The format uses three columns: Name, Author, Sequence
These are the name of the DNA fragment, the author/owner of the DNA sequences, and sequence in question, respectively.
The code for loading, preprocessing and analyzing the flow cytometry data is provided jointly with the code for model calibration in the Python notebook ColiToolKit_Flow_Cytometry_Analysis_and_Model_Calibration.ipynb.
To use the code to either reproduce the analyzis and figures or to calibrate your own models, simply execute the Python notebook in the same directory as the data folder is in.
It is possible to use the notebook with your own data. If so, please make sure that it matches the directory layout as presented in data.
You have to install the Jupyter notebook prior to the usage of ColiToolKit_Flow_Cytometry_Analysis_and_Model_Calibration.ipynb. You can do so by executing in your terminal or command line.
pip install notebook
Please note, that depending on your OS, you might have to use pip3 instead of pip.

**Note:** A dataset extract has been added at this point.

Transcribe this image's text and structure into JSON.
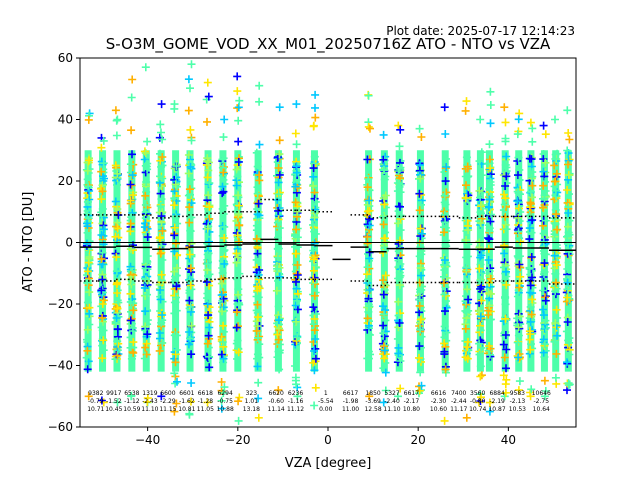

To provide the Python installation all the packages required to execute the provided code, please follow along the steps in Requirements to add the dependencies.
The Jupyter notebook itself can be executed in the terminal or command line via
jupyter notebook
This opens a browser window with a directory view from which you can navigate to the directory of this project. Double clicking on the notebook opens it and allows you to execute it. Further information on Jupyter notebooks can be found at https://jupyter.org/.
The software provided here is written in Python and makes use of libraries such as numpy, pandas and others.
Navigate with in your terminal or command line to project directory and run
pip install -r requirements.txt
to install all the dependencies required for the code.
Be aware, that depending on your OS, you might have to use pip3 instead of pip.
In particular, this installs the following packages:
numpy
pandas
Levenshtein
sklearn.cluster
pathlib
tkinter
matplotlib
FlowCal
scipy
shutil
warnings
If you use this code or the data provided here, please cite the corresponding preprint.
The code and the data is available under an MIT License. Please cite the corresponding preprint if you use our code and/or data.
The authors acknowledge Anika Kofod Petersen for her work on the prototype of the de novo synthesis clustering pipeline. The work was made possible with the support of a scholarship from the German Academic Exchange Service (DAAD), project number 91877921 to J.M. E.K. was supported by ERC-PoC grant PLATE (101082333). Any opinions, findings, and conclusions or recommendations expressed in this material are those of the author(s) and do not necessarily reflect the views of the funding agencies. We acknowledge the use of Python and the aforementioned Python packages.